Вдоль всего пути, по которому чекисты хотели провести лазутчика, они расставили участников операции. В лесной чащобе спешно рылись землянки. В одних размещались солдаты и офицеры, выдававшие себя за военнослужащих двести двадцать седьмой стрелковой дивизии и сто сорок второй отдельной морской бригады. Другие землянки, числом побольше – пустовали. Чекисты называли их «потемкинской деревней». В тылу, подальше от передовой, а также в населенных пунктах Гентелово, Мордовщина, Лендовщина командование фронта потеснило расквартированные там части и выделило для чекистских подразделений отдельные дома. В Гентелово даже организовали продовольственный пункт, где немецкий агент по замыслу чекистов должен был стать на довольствие.
На передовой капитан Маковенко устроился в одной из землянок под видом командира роты: генерал Быстров поручил ему встретить агента и провести по подготовленному маршруту.

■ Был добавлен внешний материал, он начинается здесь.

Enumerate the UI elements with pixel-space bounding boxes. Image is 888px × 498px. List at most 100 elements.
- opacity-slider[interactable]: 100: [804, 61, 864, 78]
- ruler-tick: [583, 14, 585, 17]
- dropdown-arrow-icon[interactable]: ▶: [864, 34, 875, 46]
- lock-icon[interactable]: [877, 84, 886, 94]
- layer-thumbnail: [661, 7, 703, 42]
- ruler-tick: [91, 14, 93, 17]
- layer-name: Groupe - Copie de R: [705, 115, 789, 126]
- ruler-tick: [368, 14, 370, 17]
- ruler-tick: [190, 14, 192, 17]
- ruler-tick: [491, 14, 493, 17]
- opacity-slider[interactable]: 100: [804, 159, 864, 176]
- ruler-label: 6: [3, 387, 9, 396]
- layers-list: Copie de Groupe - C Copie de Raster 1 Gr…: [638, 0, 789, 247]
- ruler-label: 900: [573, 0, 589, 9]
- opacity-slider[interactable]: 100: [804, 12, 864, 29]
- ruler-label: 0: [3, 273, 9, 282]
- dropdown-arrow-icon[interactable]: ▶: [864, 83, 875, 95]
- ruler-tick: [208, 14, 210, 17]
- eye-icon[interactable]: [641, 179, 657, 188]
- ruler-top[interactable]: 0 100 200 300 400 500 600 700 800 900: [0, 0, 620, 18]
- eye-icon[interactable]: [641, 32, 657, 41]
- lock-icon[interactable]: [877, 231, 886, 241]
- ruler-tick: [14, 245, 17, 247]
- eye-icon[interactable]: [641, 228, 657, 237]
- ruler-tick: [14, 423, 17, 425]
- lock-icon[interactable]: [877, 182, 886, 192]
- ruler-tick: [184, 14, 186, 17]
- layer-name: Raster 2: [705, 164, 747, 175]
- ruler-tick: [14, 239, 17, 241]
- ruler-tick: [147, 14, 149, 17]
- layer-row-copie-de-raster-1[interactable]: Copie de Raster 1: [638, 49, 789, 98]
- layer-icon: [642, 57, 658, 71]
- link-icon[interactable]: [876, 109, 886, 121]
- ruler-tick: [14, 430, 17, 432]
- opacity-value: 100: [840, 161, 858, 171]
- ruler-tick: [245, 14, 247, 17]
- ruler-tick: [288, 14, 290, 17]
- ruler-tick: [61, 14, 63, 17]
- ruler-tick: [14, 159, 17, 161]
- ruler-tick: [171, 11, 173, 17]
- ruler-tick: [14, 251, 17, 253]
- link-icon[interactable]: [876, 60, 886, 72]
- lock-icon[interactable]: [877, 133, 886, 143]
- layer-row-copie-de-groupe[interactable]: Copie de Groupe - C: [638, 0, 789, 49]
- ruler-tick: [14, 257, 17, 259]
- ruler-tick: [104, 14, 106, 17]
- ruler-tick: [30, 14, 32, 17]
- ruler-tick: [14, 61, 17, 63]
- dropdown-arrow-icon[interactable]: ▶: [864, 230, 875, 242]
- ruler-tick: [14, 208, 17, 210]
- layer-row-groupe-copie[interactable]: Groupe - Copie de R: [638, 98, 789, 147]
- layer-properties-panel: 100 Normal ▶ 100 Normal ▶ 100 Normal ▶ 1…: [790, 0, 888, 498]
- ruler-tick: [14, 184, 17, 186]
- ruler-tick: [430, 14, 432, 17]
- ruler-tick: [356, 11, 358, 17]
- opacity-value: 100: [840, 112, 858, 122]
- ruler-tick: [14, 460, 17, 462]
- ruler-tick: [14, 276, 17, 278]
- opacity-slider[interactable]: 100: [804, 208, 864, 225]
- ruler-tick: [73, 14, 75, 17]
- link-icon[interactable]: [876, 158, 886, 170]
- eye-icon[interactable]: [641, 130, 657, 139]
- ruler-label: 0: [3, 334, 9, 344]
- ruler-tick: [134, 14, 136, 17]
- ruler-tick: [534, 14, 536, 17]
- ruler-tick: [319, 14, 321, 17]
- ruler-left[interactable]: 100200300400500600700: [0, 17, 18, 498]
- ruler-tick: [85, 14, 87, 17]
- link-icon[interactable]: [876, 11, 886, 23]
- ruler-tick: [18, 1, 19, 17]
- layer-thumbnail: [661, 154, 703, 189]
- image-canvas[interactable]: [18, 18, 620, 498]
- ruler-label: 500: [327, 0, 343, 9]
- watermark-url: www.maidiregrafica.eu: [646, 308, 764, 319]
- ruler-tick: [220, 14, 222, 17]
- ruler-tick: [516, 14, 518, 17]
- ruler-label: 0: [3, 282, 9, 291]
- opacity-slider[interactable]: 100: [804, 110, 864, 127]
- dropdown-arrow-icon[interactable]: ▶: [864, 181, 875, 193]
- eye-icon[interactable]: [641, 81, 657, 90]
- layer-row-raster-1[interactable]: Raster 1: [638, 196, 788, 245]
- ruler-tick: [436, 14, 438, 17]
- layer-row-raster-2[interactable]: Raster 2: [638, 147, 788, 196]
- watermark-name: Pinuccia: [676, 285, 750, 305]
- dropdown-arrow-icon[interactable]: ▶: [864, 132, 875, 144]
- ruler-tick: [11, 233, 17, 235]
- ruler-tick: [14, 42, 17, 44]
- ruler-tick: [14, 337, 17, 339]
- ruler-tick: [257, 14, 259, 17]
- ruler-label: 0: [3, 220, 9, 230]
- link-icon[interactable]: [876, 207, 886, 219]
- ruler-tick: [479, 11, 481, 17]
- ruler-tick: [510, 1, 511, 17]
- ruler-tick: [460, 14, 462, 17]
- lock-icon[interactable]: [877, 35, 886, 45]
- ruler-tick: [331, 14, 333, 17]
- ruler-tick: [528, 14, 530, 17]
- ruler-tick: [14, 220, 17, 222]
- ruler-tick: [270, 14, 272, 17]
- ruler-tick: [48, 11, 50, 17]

Шли дни. Чекисты уже теряли терпение, а с той стороны никто не появлялся. Маковенко не находил себе места. Неужели противник перехитрил их? Капитан организовал тщательное наблюдение за окопами немцев и ничейной землей, сам целый день просидел в «секрете», остался там и на ночь, но не обнаружил ничего такого, что могло бы свидетельствовать о готовящемся переходе немецкой агентуры через линию фронта.

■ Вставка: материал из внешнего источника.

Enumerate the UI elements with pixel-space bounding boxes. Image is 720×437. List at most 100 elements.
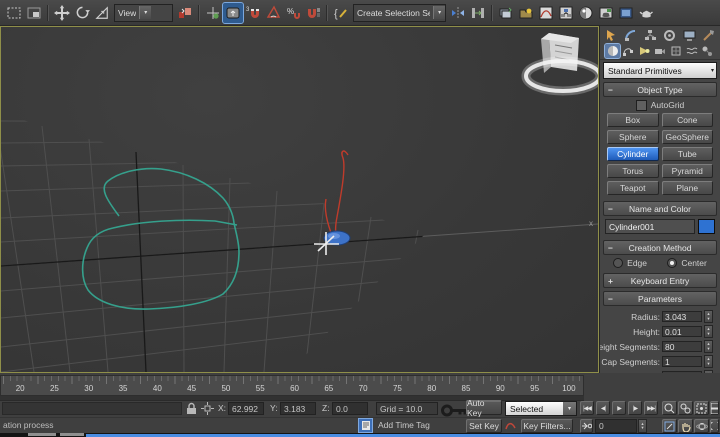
box-button[interactable]: Box — [607, 113, 659, 127]
play-button[interactable]: ▶ — [612, 401, 626, 415]
geosphere-button[interactable]: GeoSphere — [662, 130, 714, 144]
chevron-down-icon[interactable]: ▾ — [139, 6, 151, 19]
absolute-mode-icon[interactable] — [201, 402, 214, 415]
render-setup-icon[interactable] — [596, 3, 616, 23]
object-color-swatch[interactable] — [698, 219, 715, 234]
select-and-rotate-icon[interactable] — [72, 3, 92, 23]
set-key-mode-icon[interactable] — [441, 403, 468, 418]
spinner-snap-icon[interactable] — [303, 3, 323, 23]
center-radio[interactable]: Center — [667, 258, 707, 268]
window-crossing-icon[interactable] — [24, 3, 44, 23]
tube-button[interactable]: Tube — [662, 147, 714, 161]
timeline-ruler[interactable]: 2025 3035 4045 5055 6065 7075 8085 9095 … — [0, 375, 584, 396]
current-frame-field[interactable]: 0 — [595, 419, 637, 433]
curve-editor-icon[interactable] — [536, 3, 556, 23]
y-coord-field[interactable]: 3.183 — [280, 402, 316, 415]
box-with-ring-object[interactable] — [526, 33, 598, 91]
mirror-icon[interactable] — [448, 3, 468, 23]
rectangular-selection-region-icon[interactable] — [4, 3, 24, 23]
tab-modify[interactable] — [624, 29, 637, 42]
default-in-out-tangents-icon[interactable] — [505, 420, 517, 431]
category-geometry[interactable] — [605, 44, 620, 58]
keyboard-entry-header[interactable]: + Keyboard Entry — [603, 273, 717, 288]
object-name-field[interactable]: Cylinder001 — [605, 219, 695, 234]
use-pivot-point-center-icon[interactable] — [175, 3, 195, 23]
x-coord-field[interactable]: 62.992 — [228, 402, 264, 415]
object-type-header[interactable]: − Object Type — [603, 82, 717, 97]
collapse-icon[interactable]: − — [608, 241, 613, 254]
mini-track-area[interactable] — [2, 402, 182, 415]
reference-coordinate-system-dropdown[interactable]: View ▾ — [114, 4, 173, 22]
category-cameras[interactable] — [652, 44, 667, 58]
set-key-button[interactable]: Set Key — [466, 419, 502, 433]
pending-spline[interactable] — [336, 151, 349, 238]
pan-hand-icon[interactable] — [678, 419, 693, 433]
rendered-frame-window-icon[interactable] — [616, 3, 636, 23]
collapse-icon[interactable]: − — [608, 83, 613, 96]
render-production-icon[interactable] — [636, 3, 656, 23]
graphite-tools-icon[interactable] — [516, 3, 536, 23]
name-color-header[interactable]: − Name and Color — [603, 201, 717, 216]
perspective-viewport[interactable]: x — [0, 26, 599, 373]
parameters-header[interactable]: − Parameters — [603, 291, 717, 306]
edge-radio[interactable]: Edge — [613, 258, 647, 268]
snaps-toggle-3d-icon[interactable]: 3 — [243, 3, 263, 23]
next-frame-button[interactable]: |▶ — [628, 401, 642, 415]
pyramid-button[interactable]: Pyramid — [662, 164, 714, 178]
sphere-button[interactable]: Sphere — [607, 130, 659, 144]
plane-button[interactable]: Plane — [662, 181, 714, 195]
collapse-icon[interactable]: − — [608, 202, 613, 215]
creation-method-header[interactable]: − Creation Method — [603, 240, 717, 255]
layer-manager-icon[interactable] — [496, 3, 516, 23]
radius-spinner[interactable]: ▴▾ — [704, 310, 713, 323]
expand-icon[interactable]: + — [608, 274, 613, 287]
autogrid-checkbox[interactable] — [636, 100, 647, 111]
height-segments-field[interactable]: 80 — [662, 341, 702, 352]
tab-motion[interactable] — [663, 29, 676, 42]
cone-button[interactable]: Cone — [662, 113, 714, 127]
torus-button[interactable]: Torus — [607, 164, 659, 178]
spline-shape[interactable] — [83, 169, 239, 310]
edit-named-selection-sets-icon[interactable]: { — [331, 3, 351, 23]
percent-snap-icon[interactable]: % — [283, 3, 303, 23]
collapse-icon[interactable]: − — [608, 292, 613, 305]
selection-lock-icon[interactable] — [186, 402, 197, 415]
go-to-end-button[interactable]: ▶▶| — [644, 401, 658, 415]
cylinder-object[interactable] — [324, 231, 350, 245]
tab-display[interactable] — [683, 29, 696, 42]
named-selection-set-dropdown[interactable]: Create Selection Se ▾ — [353, 4, 446, 22]
selection-filter-dropdown[interactable]: Selected ▾ — [505, 401, 577, 416]
add-time-tag-label[interactable]: Add Time Tag — [378, 419, 430, 432]
angle-snap-icon[interactable] — [263, 3, 283, 23]
select-and-manipulate-icon[interactable] — [203, 3, 223, 23]
zoom-extents-icon[interactable] — [694, 401, 709, 415]
teapot-button[interactable]: Teapot — [607, 181, 659, 195]
zoom-icon[interactable] — [662, 401, 677, 415]
category-lights[interactable] — [637, 44, 652, 58]
go-to-start-button[interactable]: |◀◀ — [580, 401, 594, 415]
zoom-all-icon[interactable] — [678, 401, 693, 415]
zoom-extents-all-icon[interactable] — [710, 401, 719, 415]
previous-frame-button[interactable]: ◀| — [596, 401, 610, 415]
orbit-icon[interactable] — [694, 419, 709, 433]
tab-utilities[interactable] — [702, 29, 715, 42]
cap-segments-field[interactable]: 1 — [662, 356, 702, 367]
category-helpers[interactable] — [668, 44, 683, 58]
key-mode-toggle-icon[interactable] — [580, 419, 593, 433]
tab-hierarchy[interactable] — [644, 29, 657, 42]
category-shapes[interactable] — [621, 44, 636, 58]
keyboard-shortcut-override-icon[interactable] — [223, 3, 243, 23]
primitive-category-dropdown[interactable]: Standard Primitives ▾ — [603, 62, 717, 79]
select-and-move-icon[interactable] — [52, 3, 72, 23]
cap-segments-spinner[interactable]: ▴▾ — [704, 355, 713, 368]
key-filters-button[interactable]: Key Filters... — [521, 419, 573, 433]
height-field[interactable]: 0.01 — [662, 326, 702, 337]
z-coord-field[interactable]: 0.0 — [332, 402, 368, 415]
radius-field[interactable]: 3.043 — [662, 311, 702, 322]
zoom-region-icon[interactable] — [662, 419, 677, 433]
height-spinner[interactable]: ▴▾ — [704, 325, 713, 338]
auto-key-button[interactable]: Auto Key — [466, 401, 502, 415]
schematic-view-icon[interactable] — [556, 3, 576, 23]
align-icon[interactable] — [468, 3, 488, 23]
select-and-scale-icon[interactable] — [92, 3, 112, 23]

– Терпение, товарищи, главное – терпение, – успокаивал подчиненных генерал Быстров. – Чекист должен уметь выжидать.
Говоря откровенно, у самого генерала на душе тоже было неспокойно. Наши войска вот–вот начнут наступление, а немцы ничего не предпринимали на этом участке фронта.

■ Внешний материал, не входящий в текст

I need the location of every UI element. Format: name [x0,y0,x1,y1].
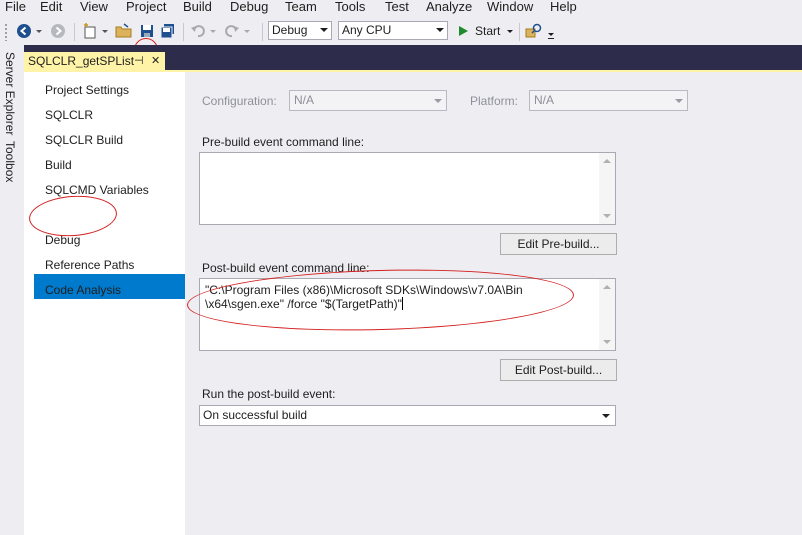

Но вот пришел день, которого так ждали чекисты. После длительной воздушной разведки предполагаемого района сосредоточения советских войск немцы обрушили на него сильнейшие бомбовые удары. Большие группы самолетов упорно пытались преодолеть стену заградительного зенитно–артиллерийского огня, вели ожесточенные бои с советскими истребителями. Немногим удалось пробиться к охраняемому району и отбомбиться. Но следом волна за волной подходили все новые и новые воздушные эскадры. В промежутках между бомбежками по району вела огонь дальнобойная немецкая артиллерия. Свыше недели немцы бомбили и обстреливали… пустое место.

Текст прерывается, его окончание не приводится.